Anyway, these people will legalise cannabis when their masters in America tell them to.

But right now they don't know what way it's going to go. They're not sure what they will be told to do. It's possible that California vote to legalise and if they do it's also possible Obama tells the federal government to let them get on with it. If that happens Canada might also legalise, last time they wanted to the Bush administration told them they couldn't. Other states like Nevada and Colardo might also legalise by vote too if it's a success in California. If this were to happen we'd be doing it too, simply because we'd be getting told to by the Americans.

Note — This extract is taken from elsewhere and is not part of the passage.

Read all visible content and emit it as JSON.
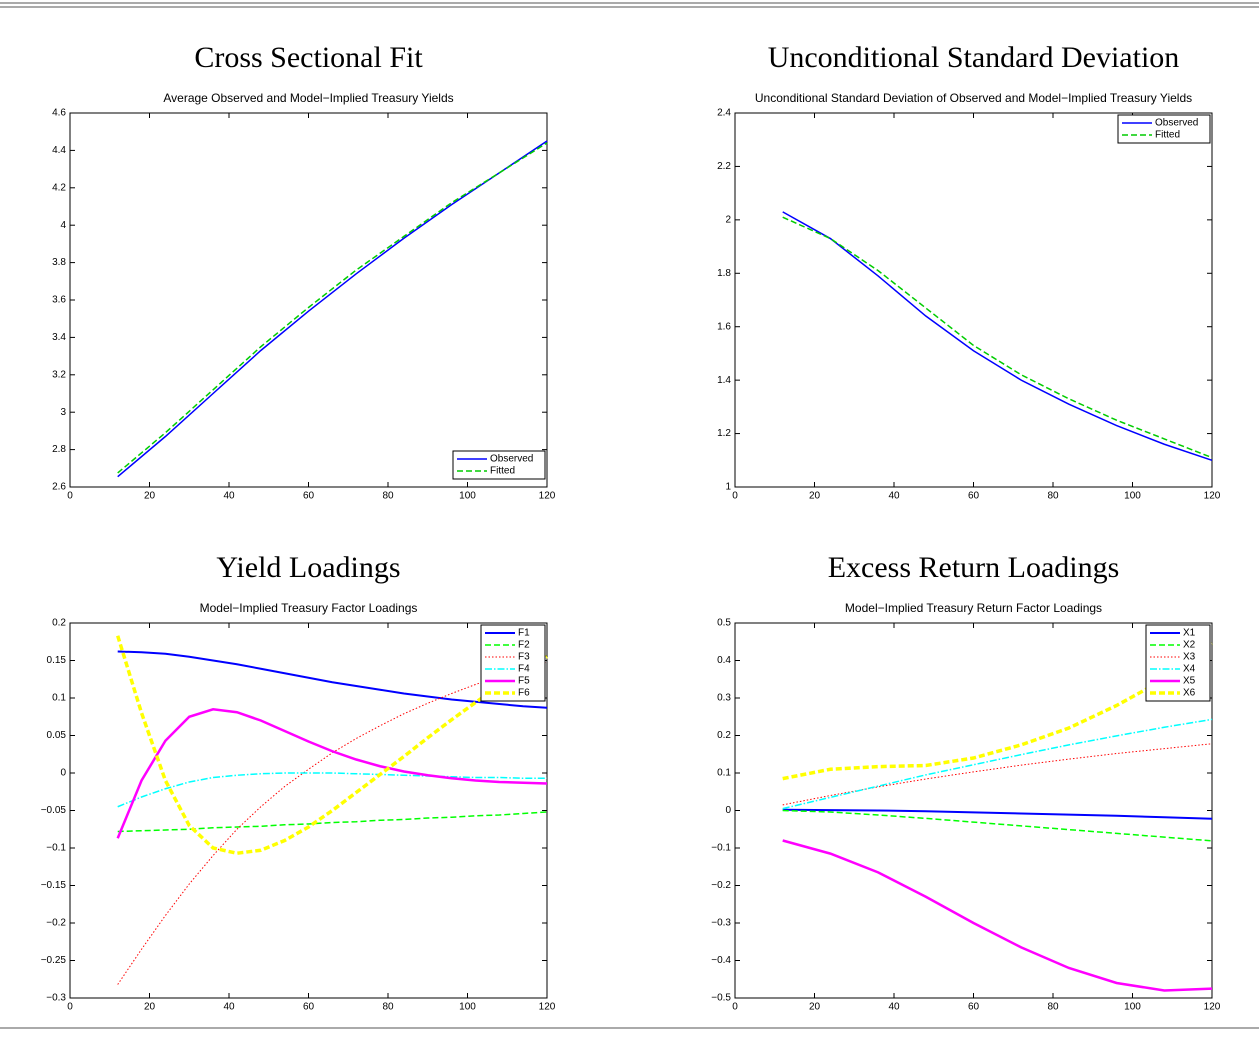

They don't know which way the wind is going to go so they go from being rabid prohibitionists to sitting on the fence and asking for a 'debate'. They don't actually give a shit which way the wind blows mind you and who actually wins the debate, they just want to be seen as sitting on the right side of the fence when it's over. They can only do this by moving to the centre.

Politicans are just scum.

Anonymous said...

Yep, this happens every time events on the world stage look like there is a possible change in the status quo coming. The media and the politicos move from the rabid extremes to the centre. And when they know who's going to end up on top (so far it's always been the prohibitionist forces) they move back to supporting that position.

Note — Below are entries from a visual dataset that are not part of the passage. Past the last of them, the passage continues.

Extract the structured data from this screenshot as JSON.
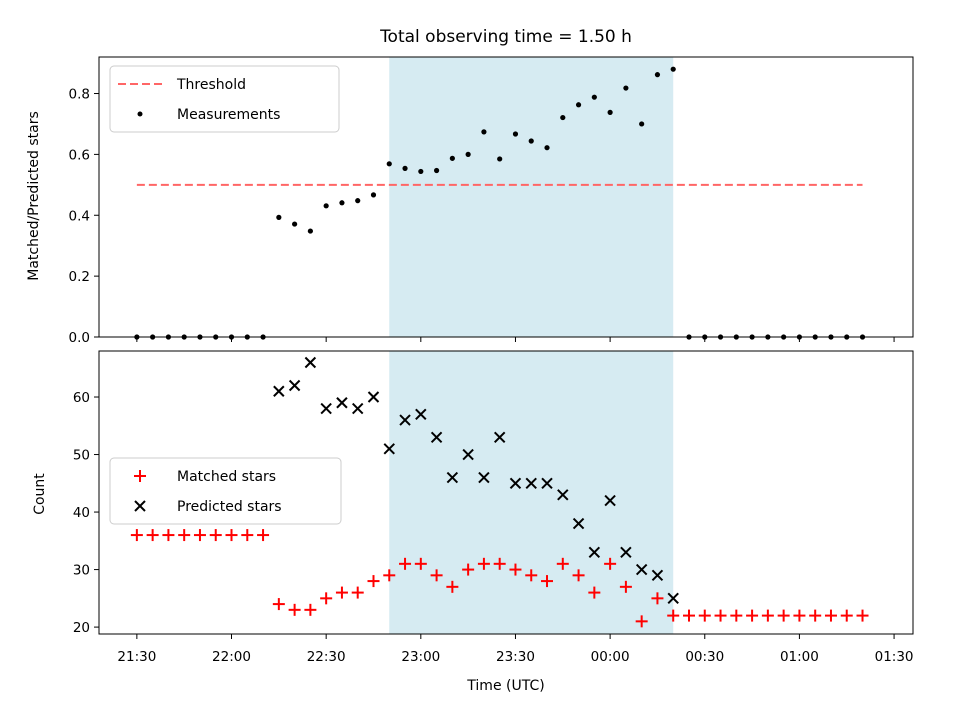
{
  "chart_data": [
    {
      "type": "scatter",
      "title": "Total observing time = 1.50 h",
      "xlabel": "",
      "ylabel": "Matched/Predicted stars",
      "xlim": [
        "21:18",
        "01:36"
      ],
      "ylim": [
        0,
        0.92
      ],
      "yticks": [
        "0.0",
        "0.2",
        "0.4",
        "0.6",
        "0.8"
      ],
      "grid": false,
      "legend_position": "upper-left",
      "shaded_interval": {
        "start": "22:50",
        "end": "00:20",
        "color": "#add8e6"
      },
      "threshold": {
        "name": "Threshold",
        "value": 0.5,
        "x_start": "21:30",
        "x_end": "01:20",
        "color": "#ff6666",
        "style": "dashed"
      },
      "series": [
        {
          "name": "Measurements",
          "marker": "dot",
          "color": "#000000",
          "points": [
            [
              "21:30",
              0.0
            ],
            [
              "21:35",
              0.0
            ],
            [
              "21:40",
              0.0
            ],
            [
              "21:45",
              0.0
            ],
            [
              "21:50",
              0.0
            ],
            [
              "21:55",
              0.0
            ],
            [
              "22:00",
              0.0
            ],
            [
              "22:05",
              0.0
            ],
            [
              "22:10",
              0.0
            ],
            [
              "22:15",
              0.393
            ],
            [
              "22:20",
              0.371
            ],
            [
              "22:25",
              0.348
            ],
            [
              "22:30",
              0.431
            ],
            [
              "22:35",
              0.441
            ],
            [
              "22:40",
              0.448
            ],
            [
              "22:45",
              0.467
            ],
            [
              "22:50",
              0.569
            ],
            [
              "22:55",
              0.554
            ],
            [
              "23:00",
              0.544
            ],
            [
              "23:05",
              0.547
            ],
            [
              "23:10",
              0.587
            ],
            [
              "23:15",
              0.6
            ],
            [
              "23:20",
              0.674
            ],
            [
              "23:25",
              0.585
            ],
            [
              "23:30",
              0.667
            ],
            [
              "23:35",
              0.644
            ],
            [
              "23:40",
              0.622
            ],
            [
              "23:45",
              0.721
            ],
            [
              "23:50",
              0.763
            ],
            [
              "23:55",
              0.788
            ],
            [
              "00:00",
              0.738
            ],
            [
              "00:05",
              0.818
            ],
            [
              "00:10",
              0.7
            ],
            [
              "00:15",
              0.862
            ],
            [
              "00:20",
              0.88
            ],
            [
              "00:25",
              0.0
            ],
            [
              "00:30",
              0.0
            ],
            [
              "00:35",
              0.0
            ],
            [
              "00:40",
              0.0
            ],
            [
              "00:45",
              0.0
            ],
            [
              "00:50",
              0.0
            ],
            [
              "00:55",
              0.0
            ],
            [
              "01:00",
              0.0
            ],
            [
              "01:05",
              0.0
            ],
            [
              "01:10",
              0.0
            ],
            [
              "01:15",
              0.0
            ],
            [
              "01:20",
              0.0
            ]
          ]
        }
      ]
    },
    {
      "type": "scatter",
      "title": "",
      "xlabel": "Time (UTC)",
      "ylabel": "Count",
      "xlim": [
        "21:18",
        "01:36"
      ],
      "ylim": [
        18.8,
        68
      ],
      "yticks": [
        "20",
        "30",
        "40",
        "50",
        "60"
      ],
      "xticks": [
        "21:30",
        "22:00",
        "22:30",
        "23:00",
        "23:30",
        "00:00",
        "00:30",
        "01:00",
        "01:30"
      ],
      "grid": false,
      "legend_position": "center-left",
      "shaded_interval": {
        "start": "22:50",
        "end": "00:20",
        "color": "#add8e6"
      },
      "series": [
        {
          "name": "Matched stars",
          "marker": "plus",
          "color": "#ff0000",
          "points": [
            [
              "21:30",
              36
            ],
            [
              "21:35",
              36
            ],
            [
              "21:40",
              36
            ],
            [
              "21:45",
              36
            ],
            [
              "21:50",
              36
            ],
            [
              "21:55",
              36
            ],
            [
              "22:00",
              36
            ],
            [
              "22:05",
              36
            ],
            [
              "22:10",
              36
            ],
            [
              "22:15",
              24
            ],
            [
              "22:20",
              23
            ],
            [
              "22:25",
              23
            ],
            [
              "22:30",
              25
            ],
            [
              "22:35",
              26
            ],
            [
              "22:40",
              26
            ],
            [
              "22:45",
              28
            ],
            [
              "22:50",
              29
            ],
            [
              "22:55",
              31
            ],
            [
              "23:00",
              31
            ],
            [
              "23:05",
              29
            ],
            [
              "23:10",
              27
            ],
            [
              "23:15",
              30
            ],
            [
              "23:20",
              31
            ],
            [
              "23:25",
              31
            ],
            [
              "23:30",
              30
            ],
            [
              "23:35",
              29
            ],
            [
              "23:40",
              28
            ],
            [
              "23:45",
              31
            ],
            [
              "23:50",
              29
            ],
            [
              "23:55",
              26
            ],
            [
              "00:00",
              31
            ],
            [
              "00:05",
              27
            ],
            [
              "00:10",
              21
            ],
            [
              "00:15",
              25
            ],
            [
              "00:20",
              22
            ],
            [
              "00:25",
              22
            ],
            [
              "00:30",
              22
            ],
            [
              "00:35",
              22
            ],
            [
              "00:40",
              22
            ],
            [
              "00:45",
              22
            ],
            [
              "00:50",
              22
            ],
            [
              "00:55",
              22
            ],
            [
              "01:00",
              22
            ],
            [
              "01:05",
              22
            ],
            [
              "01:10",
              22
            ],
            [
              "01:15",
              22
            ],
            [
              "01:20",
              22
            ]
          ]
        },
        {
          "name": "Predicted stars",
          "marker": "x",
          "color": "#000000",
          "points": [
            [
              "22:15",
              61
            ],
            [
              "22:20",
              62
            ],
            [
              "22:25",
              66
            ],
            [
              "22:30",
              58
            ],
            [
              "22:35",
              59
            ],
            [
              "22:40",
              58
            ],
            [
              "22:45",
              60
            ],
            [
              "22:50",
              51
            ],
            [
              "22:55",
              56
            ],
            [
              "23:00",
              57
            ],
            [
              "23:05",
              53
            ],
            [
              "23:10",
              46
            ],
            [
              "23:15",
              50
            ],
            [
              "23:20",
              46
            ],
            [
              "23:25",
              53
            ],
            [
              "23:30",
              45
            ],
            [
              "23:35",
              45
            ],
            [
              "23:40",
              45
            ],
            [
              "23:45",
              43
            ],
            [
              "23:50",
              38
            ],
            [
              "23:55",
              33
            ],
            [
              "00:00",
              42
            ],
            [
              "00:05",
              33
            ],
            [
              "00:10",
              30
            ],
            [
              "00:15",
              29
            ],
            [
              "00:20",
              25
            ]
          ]
        }
      ]
    }
  ]
}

Are you actually dumb enough to think that 'call me Dave' Cameron actually cares if drugs are legal or not? He voted the way he did on the committee because he thought that was the way the wind was blowing then. He pushed Labour to make it class B because he thought that was where the political wind was blowing last year.

They're all the same.
They believe in nothing.
They will stand for anything.
Because at the end of the day, politics, journalism and the rest of it is all about them and their careers. They are not interested in anything else.

Steve Rolles said...

whilst I share you cynicism up to a point its hard to deny that despite the repeated setbacks the reform arguments have never garnered such mainstream support. Its a war of attrition I suppose, but the environment is becomeing ever more hostile to failed expensive punitive enforcement responses, and more conducive to a sensible debate arou nd alternatives - that are increasingly well understood. Even the language of the debate is changing, with decrim and regulation no longer seen as fringe or extereme ideas.

It may be two steps forward one step back - but there is also a ratchet effect as each editorial or public figure says something sensible and challenges the straw man arguments of the naysayers.

As I said - we are apporaching the tipping point, even if its hard to predcit exactly when it will be. There is space for some optomism that change is now a real prospect.

DavidW said...

Some great comments here, I don't think comments 11 and 12 are cynical though, rather just a blunt statement of the reality of the situation.

What do you think David Cameron knew when he was telling Gordon Brown to stop dithering and increase the penalties for cannabis possession that he didn't know when he voted to recommend downgrading it?

Remember all the 'reefer madness' in the press a couple of years ago? Do you think the press is run by a different cabal today? Do you think these people know something now that they didn't know a couple of years ago? Don't be daft. They just want to sell newspapers, they don't give a shit about what poison they have to put out to do it.

The press are clearly just positioning themselves so they can jump in either direction now. If the American states start legalising so will the European countries and eventually politicians and the press will have to support it here too. If the American voters reject it there will be no change.

Politicians are even more immoral than the journalists. Don't make the mistake of thinking that politicians are just ordinary people who, like most of us, just say what we think. They don't, they are mostly just scum bags out to milk the tax payer and to hang on to their seat at any cost.

They claim they aren't paid enough but that doesn't mean they won't do anything to stay on the gravy train they bitch about.